|
ccueil.
Spéculation, cherté et promesses salariales non tenues
Ramadan de l’an
1427
«L’argent seul ne
fait pas la prospérité de l’Algérie.» Ce titre, à la Une du Jeune
Indépendant du samedi 23 septembre, à la veille de ramadan, ne fera
pas l’unanimité. Et pour cause, en ce jour, nombreux sont les
Algériens qui auraient souhaité avoir de l’argent pour négocier au
mieux et sans le moindre souci pécuniaire les 30 jours qui
s’annoncent d’un ramadan qui n’épargnera aucune bourse tant la
spéculation sur les produits de première nécessité est omniprésente.
Des arguments économiques développés par Ahmed Benbitour, l’ancien
ministre des Finances, l’homme qui a inspiré ce titre. Les
consommateurs n’en ont cure. En fait, ils sont imperméables à cette
digression, bien qu’ils la vivent au quotidien, par laquelle il
affirme que «les pétrodollars engrangés ces dernières années n’ont
pas permis à l’Algérie de connaître la prospérité». il a indiqué que
«l’argent seul ne permet pas un développement durable de l’Algérie»
et qu’«un cinquième de la rente pétrolière nationale n’a pas été
consommé ni investi».
El Khabar du même
jour rapporte, en Une de son édition, que «la moitié des retraités
n’a pas bénéficié de l’augmentation». Cette mesure de revalorisation
décidée par Bouteflika n’a pas été appliquée en raison, est-il
souligné, «du recours de l’administration à des mesures et des
classifications qui n’ont rien à voir avec la loi sur les retraités
qui, elle, ne fait pas de distinction entre les catégories». De son
côté La Tribune, citant Ould Abbes, annonce «le début
d’indemnisation pour 42 000 victimes de la tragédie nationale».
L’Algérien
consomme 5,10 kg de poisson
Liberté affirme
que parce que l’Algérie est touchée par la contrainte mondiale, «le
prix du café va augmenter». Le quotidien précise qu’en conséquence
de la flambée des cours du café sur le marché mondial, les
professionnels algériens, notamment les torréfacteurs et les
transformateurs, envisagent d’augmenter le prix de leur produit sur
le marché national.
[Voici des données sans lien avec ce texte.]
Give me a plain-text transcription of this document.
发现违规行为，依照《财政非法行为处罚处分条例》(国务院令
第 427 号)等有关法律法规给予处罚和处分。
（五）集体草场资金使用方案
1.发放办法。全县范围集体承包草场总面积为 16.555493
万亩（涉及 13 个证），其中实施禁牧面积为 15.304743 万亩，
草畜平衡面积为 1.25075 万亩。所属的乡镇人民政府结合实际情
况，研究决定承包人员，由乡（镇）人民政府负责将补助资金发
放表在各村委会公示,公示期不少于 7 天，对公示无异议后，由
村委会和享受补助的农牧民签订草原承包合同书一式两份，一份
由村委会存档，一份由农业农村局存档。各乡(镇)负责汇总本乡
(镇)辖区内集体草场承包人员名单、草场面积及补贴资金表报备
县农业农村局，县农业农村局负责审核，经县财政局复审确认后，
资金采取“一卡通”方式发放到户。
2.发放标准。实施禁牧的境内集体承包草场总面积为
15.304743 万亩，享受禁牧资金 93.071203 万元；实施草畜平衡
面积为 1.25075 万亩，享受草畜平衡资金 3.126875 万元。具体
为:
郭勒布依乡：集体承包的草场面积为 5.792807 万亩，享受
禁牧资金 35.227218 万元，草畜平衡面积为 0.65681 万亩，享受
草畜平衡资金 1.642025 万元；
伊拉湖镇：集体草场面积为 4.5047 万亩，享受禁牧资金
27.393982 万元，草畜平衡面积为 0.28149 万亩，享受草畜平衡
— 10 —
Il faut noter que cette augmentation
interviendra au cours du mois de ramadan. En page 7, le quotidien
revient sur les déclarations de Ahmed Benbitour qui affirme que «22
milliards de dollars sont partis en fumée». Le Soir d’Algérie,
citant le ministre de la Pêche, en visite à Oran, annonce entre
guillemets que « l’Algérien ne consomme que 5,10k g de poisson par
an». Il souligne que «ces statistiques en dessous des ratios
consommés par exemple par le Japonais estimé à 80 kg de poisson par
an, encore par l’Espagnol qui en consomme 45 kg». La raison de ce
décalage s’explique, selon le quotidien, par la cherté du poisson
vendu en Algérie. Et s’il est vrai que les produits de la mer sont
devenus inaccessibles pour la majorité des Algériens, il faut
souligner que de nombreux foyers se privent de bien d’autres
produits.
Liberté affirme
que «la fièvre des prix a déjà commencé». Une affirmation qui sera
atténuée quelques lignes plus loin puisque, est-il indiqué, «certes,
les prix n’ont pas connu une flambée exceptionnelle, mais la qualité
des légumes d’arrière-saison laisse à désirer».
El Watan annonce
qu’au premier jour du ramadan, «deglet nour est interdite de
commerce». Ce quotidien donne les explications à l’origine de cette
décision : «Ceux qui achètent des deglet nour en ce début du mois
sacré cautionneront d’une façon directe le vol de la récolte encore
sur pied. Pendant ce temps, d’autres ne souffrant aucunement de
privations, se permettent d’offrir des gâteries à leurs animaux
domestiques. El Youm annonce, en Une de son édition du dimanche 24
septembre, qui coïncide avec le premier jour du mois de ramadan
synonyme de dépenses supplémentaires, que «les fais des chiens des
responsables dépassent le revenu quotidien du travailleur algérien».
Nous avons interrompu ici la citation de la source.